The Mayor has been working hard to get an answer from the Feds on this issue for months now. If the Federal government does not make a decision on how to proceed by the time we wrap up this Budget process, we will have to ask staff to bring forward an additional 6% Federal Impacts Levy to cover the cost, or risk devastating cuts that will make our city less safe and increase congestion.

Federal refugees outside of an overcapacity shelter on Peter Street last summer.

Long-time readers of this E-Blast know that there is another conversation we need to have, and that revolves around the fact that, ultimately, a city of our size should not be relying on property tax alone to fund the wide array of services we now offer. Last year, City staff released a new Long-Term Financial Plan that spelled out a number of routes we can take to address our structural financial challenges. Conversations with our Provincial partners continue on some of the long-term tools we need to put our city on a path to true financial stability. I also hope to see us reach a New Deal with our Federal counterparts, as we were so grateful to have reached with the Province last year.

This Budget launch is just the beginning of the budget process. This year, that includes more opportunities than ever before for you to engage and share your feedback. I'll be joining Mayor Chow to host three city-wide Telephone Town Halls next week. I'll also be joining Budget Town Halls across the City and hosting our very own Town Hall here in Don Valley North on Monday, February 5th (more details below the column). Of course, there is also the usual series of public deputations and you can always submit your comments by emailing the Budget Committee or my office. You can find more information about how to get involved using the buttons below, and also find all of the Budget documents and presentations. This is a fully transparent process.

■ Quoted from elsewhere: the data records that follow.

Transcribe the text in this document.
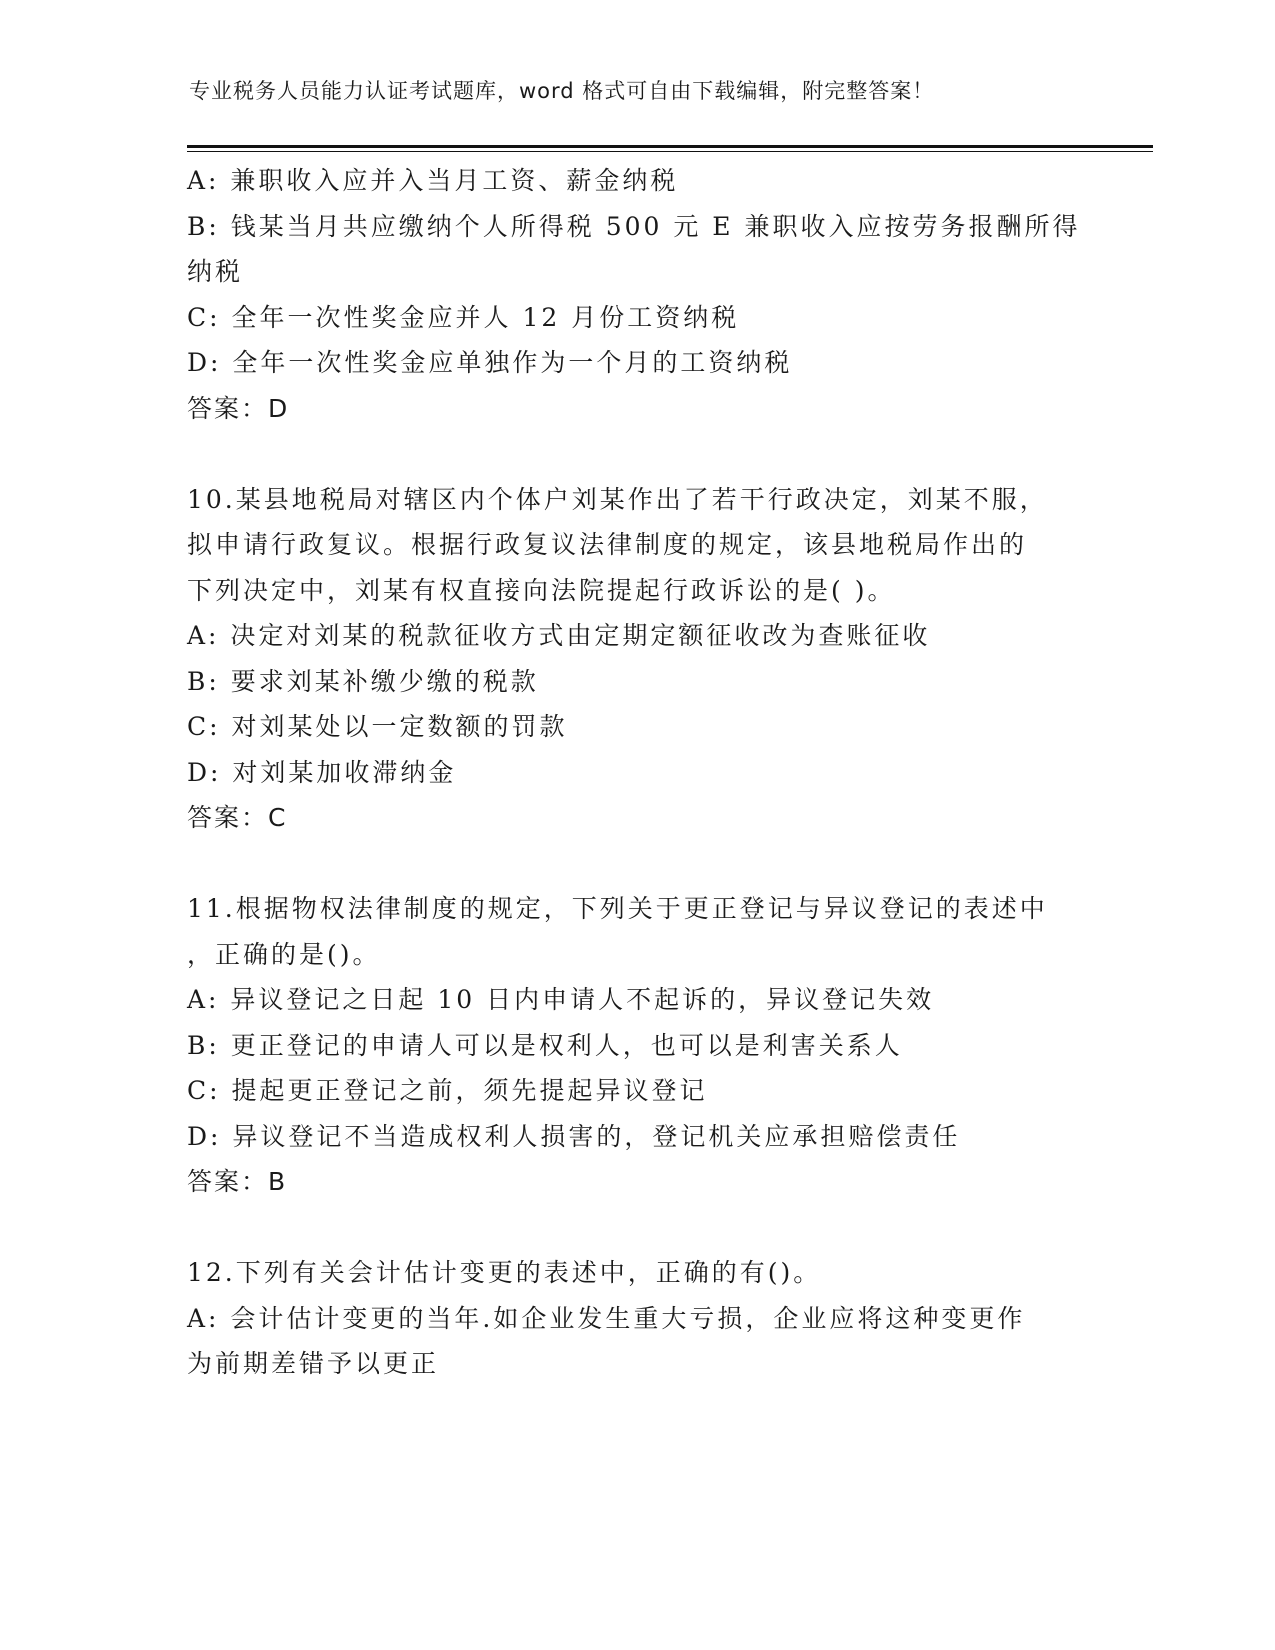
专业税务人员能力认证考试题库，word 格式可自由下载编辑，附完整答案！
A: 兼职收入应并入当月工资、薪金纳税
B: 钱某当月共应缴纳个人所得税 500 元 E 兼职收入应按劳务报酬所得
纳税
C: 全年一次性奖金应并人 12 月份工资纳税
D: 全年一次性奖金应单独作为一个月的工资纳税
答案：D
10.某县地税局对辖区内个体户刘某作出了若干行政决定，刘某不服，
拟申请行政复议。根据行政复议法律制度的规定，该县地税局作出的
下列决定中，刘某有权直接向法院提起行政诉讼的是( )。
A: 决定对刘某的税款征收方式由定期定额征收改为查账征收
B: 要求刘某补缴少缴的税款
C: 对刘某处以一定数额的罚款
D: 对刘某加收滞纳金
答案：C
11.根据物权法律制度的规定，下列关于更正登记与异议登记的表述中
，正确的是()。
A: 异议登记之日起 10 日内申请人不起诉的，异议登记失效
B: 更正登记的申请人可以是权利人，也可以是利害关系人
C: 提起更正登记之前，须先提起异议登记
D: 异议登记不当造成权利人损害的，登记机关应承担赔偿责任
答案：B
12.下列有关会计估计变更的表述中，正确的有()。
A: 会计估计变更的当年.如企业发生重大亏损，企业应将这种变更作
为前期差错予以更正
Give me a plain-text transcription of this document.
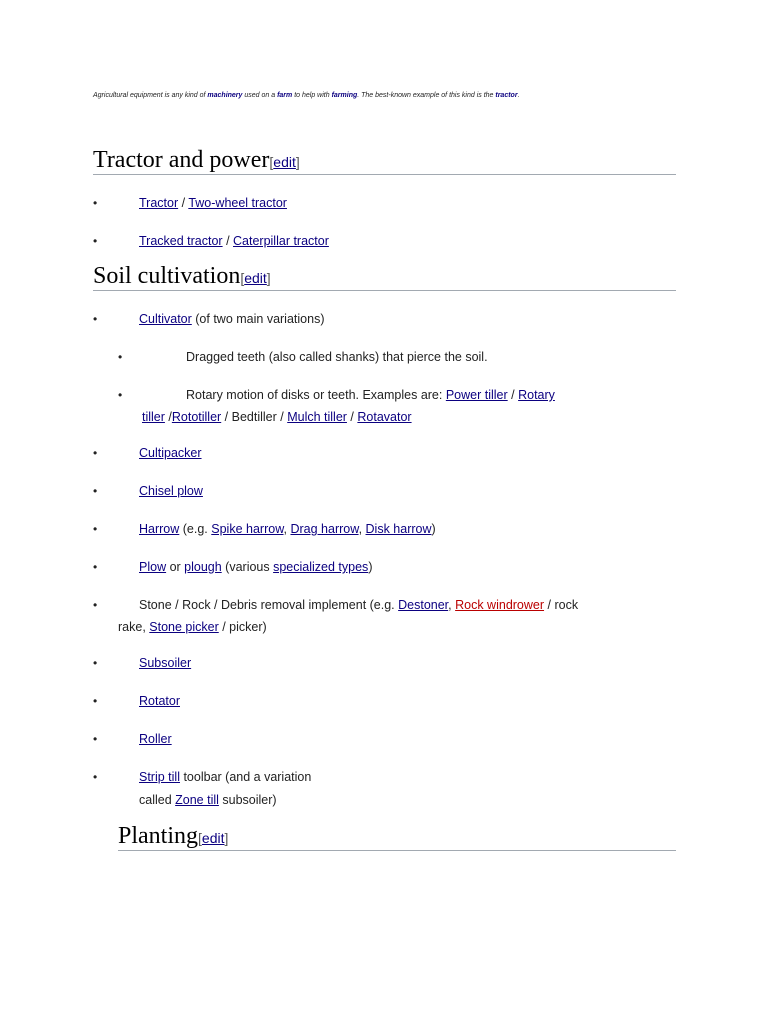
Agricultural equipment is any kind of machinery used on a farm to help with farming. The best-known example of this kind is the tractor.
Tractor and power[edit]
•	Tractor / Two-wheel tractor
•	Tracked tractor / Caterpillar tractor
Soil cultivation[edit]
•	Cultivator (of two main variations)
•	Dragged teeth (also called shanks) that pierce the soil.
•	Rotary motion of disks or teeth. Examples are: Power tiller / Rotary
tiller /Rototiller / Bedtiller / Mulch tiller / Rotavator
•	Cultipacker
•	Chisel plow
•	Harrow (e.g. Spike harrow, Drag harrow, Disk harrow)
•	Plow or plough (various specialized types)
•	Stone / Rock / Debris removal implement (e.g. Destoner, Rock windrower / rock
rake, Stone picker / picker)
•	Subsoiler
•	Rotator
•	Roller
•	Strip till toolbar (and a variation
called Zone till subsoiler)
Planting[edit]
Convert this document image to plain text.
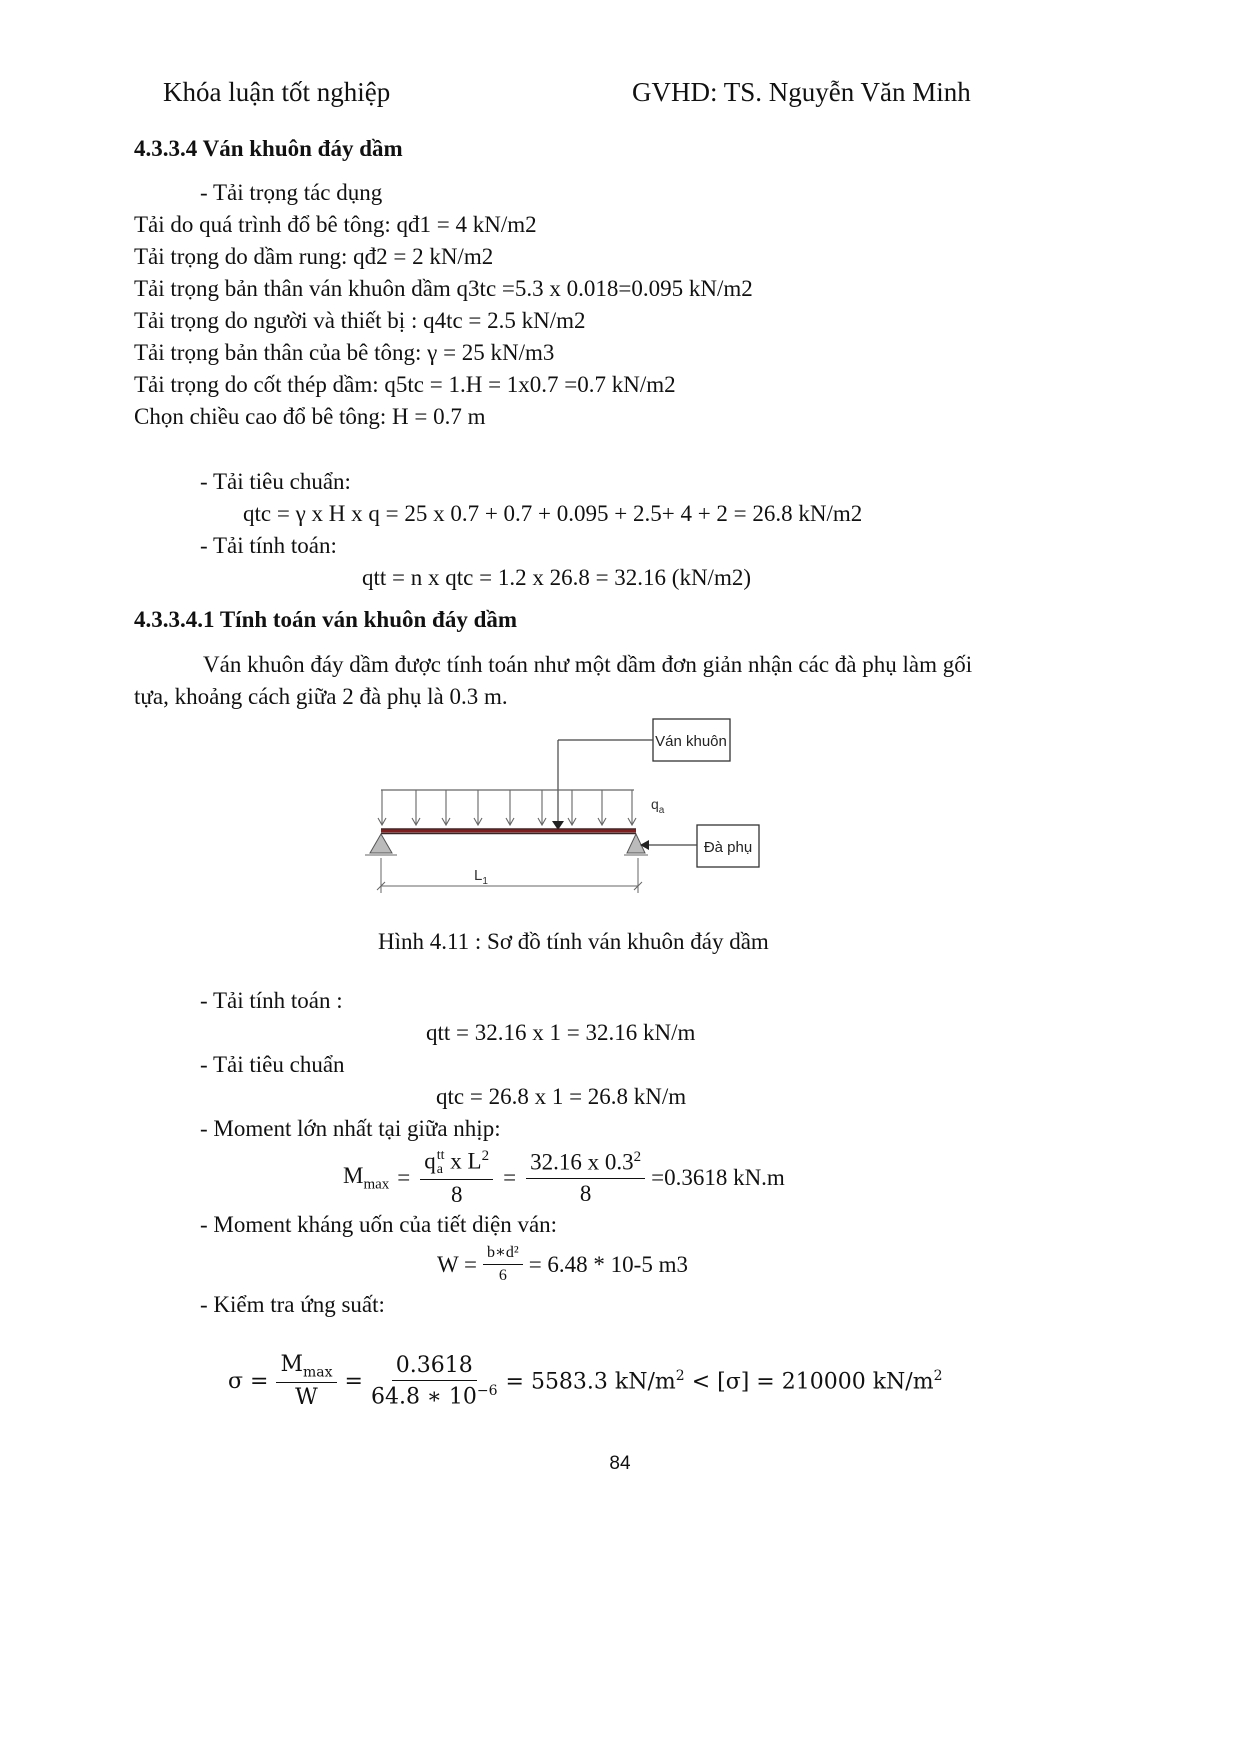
Khóa luận tốt nghiệp	GVHD: TS. Nguyễn Văn Minh
4.3.3.4 Ván khuôn đáy dầm
- Tải trọng tác dụng
Tải do quá trình đổ bê tông: qđ1 = 4 kN/m2
Tải trọng do dầm rung: qđ2 = 2 kN/m2
Tải trọng bản thân ván khuôn dầm q3tc =5.3 x 0.018=0.095 kN/m2
Tải trọng do người và thiết bị : q4tc = 2.5 kN/m2
Tải trọng bản thân của bê tông: γ = 25 kN/m3
Tải trọng do cốt thép dầm: q5tc = 1.H = 1x0.7 =0.7 kN/m2
Chọn chiều cao đổ bê tông: H = 0.7 m
- Tải tiêu chuẩn:
qtc = γ x H x q = 25 x 0.7 + 0.7 + 0.095 + 2.5+ 4 + 2 = 26.8 kN/m2
- Tải tính toán:
qtt = n x qtc = 1.2 x 26.8 = 32.16 (kN/m2)
4.3.3.4.1 Tính toán ván khuôn đáy dầm
Ván khuôn đáy dầm được tính toán như một dầm đơn giản nhận các đà phụ làm gối
tựa, khoảng cách giữa 2 đà phụ là 0.3 m.
Ván khuôn
$q_a$
Đà phụ
$L_1$
Hình 4.11 : Sơ đồ tính ván khuôn đáy dầm
- Tải tính toán :
qtt = 32.16 x 1 = 32.16 kN/m
- Tải tiêu chuẩn
qtc = 26.8 x 1 = 26.8 kN/m
- Moment lớn nhất tại giữa nhịp:
$M_{max} = q$ tt
a x $L^2$
$8 = \frac{32.16 x 0.3^2}{8} =0.3618$ kN.m
- Moment kháng uốn của tiết diện ván:
$W = \frac{\text{b∗d²}}{6} = 6.48 * 10-5$ m3
- Kiểm tra ứng suất:
$\sigma = \frac{M_{max}}{W} = \frac{0.3618}{64.8 ∗ 10^{-6}} = 5583.3$ $kN/m^2 < [\sigma] = 210000$ $kN/m^2$
84
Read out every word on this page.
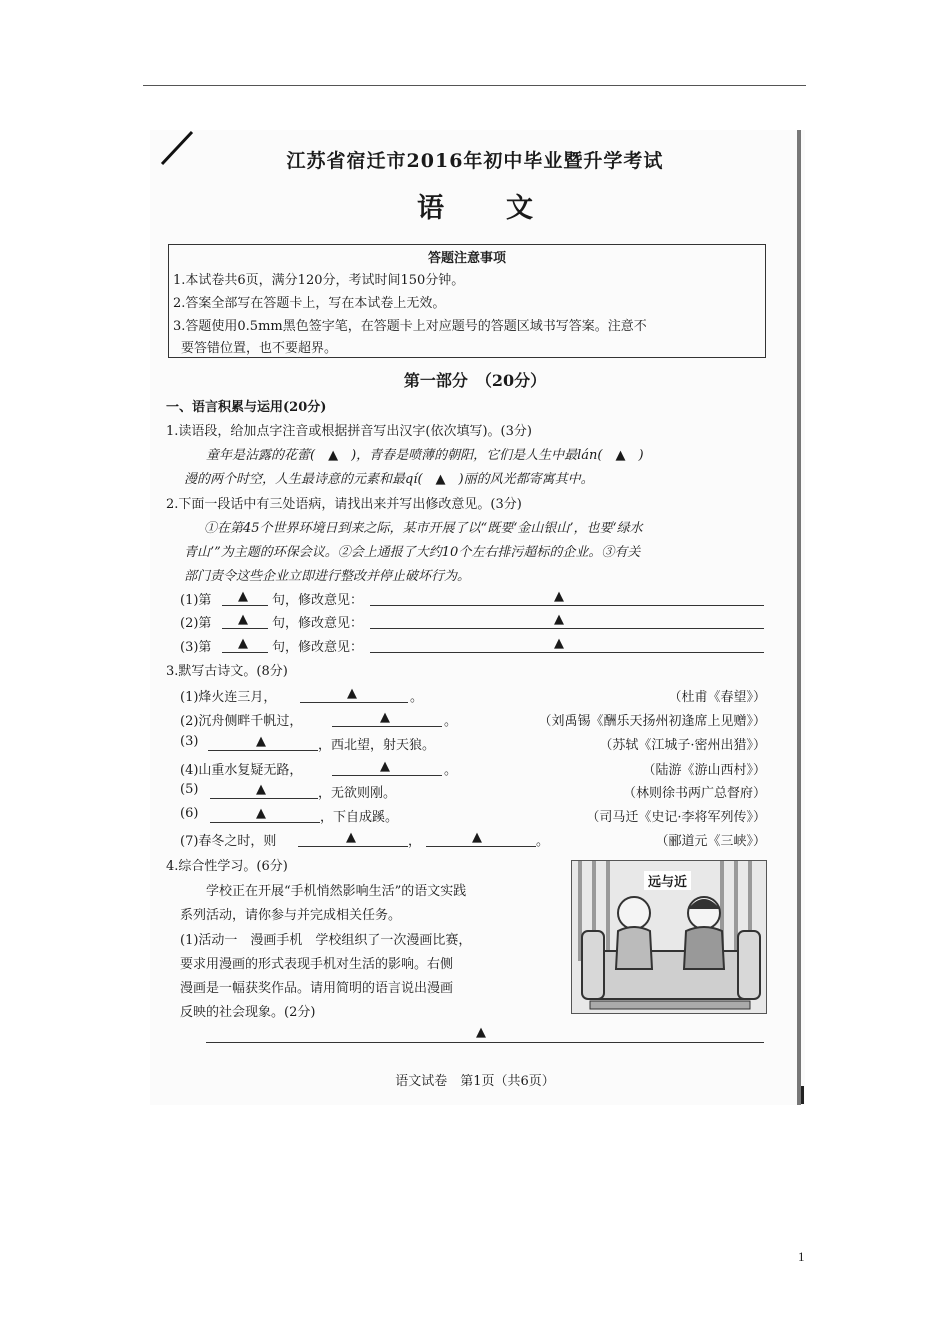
江苏省宿迁市2016年初中毕业暨升学考试
语文
答题注意事项
1.本试卷共6页，满分120分，考试时间150分钟。
2.答案全部写在答题卡上，写在本试卷上无效。
3.答题使用0.5mm黑色签字笔，在答题卡上对应题号的答题区域书写答案。注意不
要答错位置，也不要超界。
第一部分　（20分）
一、语言积累与运用(20分)
1.读语段，给加点字注音或根据拼音写出汉字(依次填写)。(3分)
童年是沾露的花蕾(　▲　)，青春是喷薄的朝阳，它们是人生中最lán(　▲　)
漫的两个时空，人生最诗意的元素和最qí(　▲　)丽的风光都寄寓其中。
2.下面一段话中有三处语病，请找出来并写出修改意见。(3分)
①在第45个世界环境日到来之际，某市开展了以“既要‘金山银山’，也要‘绿水
青山’”为主题的环保会议。②会上通报了大约10个左右排污超标的企业。③有关
部门责令这些企业立即进行整改并停止破坏行为。
(1)第 ▲ 句，修改意见：	▲
(2)第 ▲ 句，修改意见：	▲
(3)第 ▲ 句，修改意见：	▲
3.默写古诗文。(8分)
(1)烽火连三月，	▲	。	（杜甫《春望》）
(2)沉舟侧畔千帆过，	▲	。	（刘禹锡《酬乐天扬州初逢席上见赠》）
(3)	▲	，西北望，射天狼。	（苏轼《江城子·密州出猎》）
(4)山重水复疑无路，	▲	。	（陆游《游山西村》）
(5)	▲	，无欲则刚。	（林则徐书两广总督府）
(6)	▲	，下自成蹊。	（司马迁《史记·李将军列传》）
(7)春冬之时，则	▲	，	▲	。	（郦道元《三峡》）
4.综合性学习。(6分)
学校正在开展“手机悄然影响生活”的语文实践
系列活动，请你参与并完成相关任务。
(1)活动一　漫画手机　学校组织了一次漫画比赛，
要求用漫画的形式表现手机对生活的影响。右侧
漫画是一幅获奖作品。请用简明的语言说出漫画
反映的社会现象。(2分)
▲
远与近
语文试卷　第1页（共6页）
1
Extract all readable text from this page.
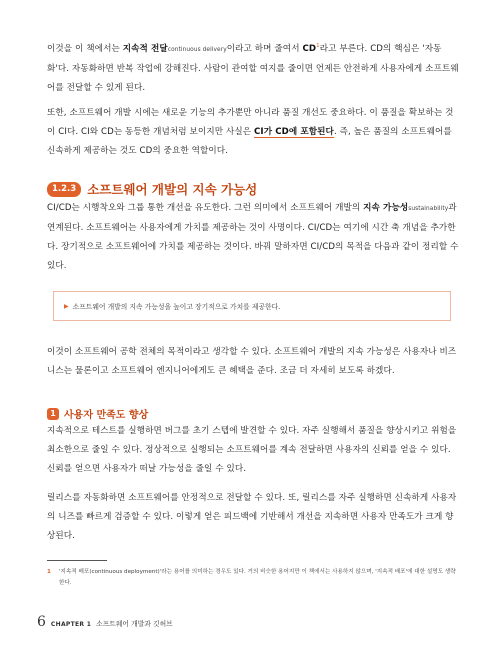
이것을 이 책에서는 지속적 전달continuous delivery이라고 하며 줄여서 $CD^1$라고 부른다. CD의 핵심은 '자동화'다. 자동화하면 반복 작업에 강해진다. 사람이 관여할 여지를 줄이면 언제든 안전하게 사용자에게 소프트웨어를 전달할 수 있게 된다.

또한, 소프트웨어 개발 시에는 새로운 기능의 추가뿐만 아니라 품질 개선도 중요하다. 이 품질을 확보하는 것이 CI다. CI와 CD는 동등한 개념처럼 보이지만 사실은 CI가 CD에 포함된다. 즉, 높은 품질의 소프트웨어를 신속하게 제공하는 것도 CD의 중요한 역할이다.

1.2.3 소프트웨어 개발의 지속 가능성

CI/CD는 시행착오와 그룹 통한 개선을 유도한다. 그런 의미에서 소프트웨어 개발의 지속 가능성sustainability과 연계된다. 소프트웨어는 사용자에게 가치를 제공하는 것이 사명이다. CI/CD는 여기에 시간 축 개념을 추가한다. 장기적으로 소프트웨어에 가치를 제공하는 것이다. 바꿔 말하자면 CI/CD의 목적을 다음과 같이 정리할 수 있다.

▶ 소프트웨어 개발의 지속 가능성을 높이고 장기적으로 가치를 제공한다.

이것이 소프트웨어 공학 전체의 목적이라고 생각할 수 있다. 소프트웨어 개발의 지속 가능성은 사용자나 비즈니스는 물론이고 소프트웨어 엔지니어에게도 큰 혜택을 준다. 조금 더 자세히 보도록 하겠다.

1 사용자 만족도 향상

지속적으로 테스트를 실행하면 버그를 초기 스텝에 발견할 수 있다. 자주 실행해서 품질을 향상시키고 위험을 최소한으로 줄일 수 있다. 정상적으로 실행되는 소프트웨어를 계속 전달하면 사용자의 신뢰를 얻을 수 있다. 신뢰를 얻으면 사용자가 떠날 가능성을 줄일 수 있다.

릴리스를 자동화하면 소프트웨어를 안정적으로 전달할 수 있다. 또, 릴리스를 자주 실행하면 신속하게 사용자의 니즈를 빠르게 검증할 수 있다. 이렇게 얻은 피드백에 기반해서 개선을 지속하면 사용자 만족도가 크게 향상된다.

1	'지속적 배포(continuous deployment)'라는 용어를 의미하는 경우도 있다. 거의 비슷한 용어지만 이 책에서는 사용하지 않으며, '지속적 배포'에 대한 설명도 생략한다.
6 CHAPTER 1 소프트웨어 개발과 깃허브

I know that folks have real concerns about affordability these days. When times are tough, people need to be able to count on their city to deliver and protect the services they rely on most. I firmly believe that we can't keep pushing off our financial struggles for future Councils and future generations to deal with. As I always say, I want to build a city that my grandkids can proudly call home and one that gives them all the supports they need to succeed. That is what this Budget aims to do: preserve the most essential services, finally dig Toronto out of the hole we've been sitting in for far too long, and get our city back on track.



Over the past few weeks, my office has receive a number of emails and calls about City Council's decision to rename Yonge-Dundas Square. I want to reiterate the full details so that you understand where I stand and what is happening next.

Mayor Chow led City Council in shelving the previous $13-million proposal to rename Dundas Street in light of our significant financial challenges.

While Yonge-Dundas Square is being renamed, the cost will be entirely paid for by Section 37 funds from the local ward, which are collected from developers and must be spent on local capital projects. It will have zero impact on our operating budget and is not being paid for by your tax dollars.

I voted in favour of this much more modest proposal as it balances our financial reality and the need for prudent spending with our City's commitment to confronting anti-Black racism and building a more inclusive and equitable city.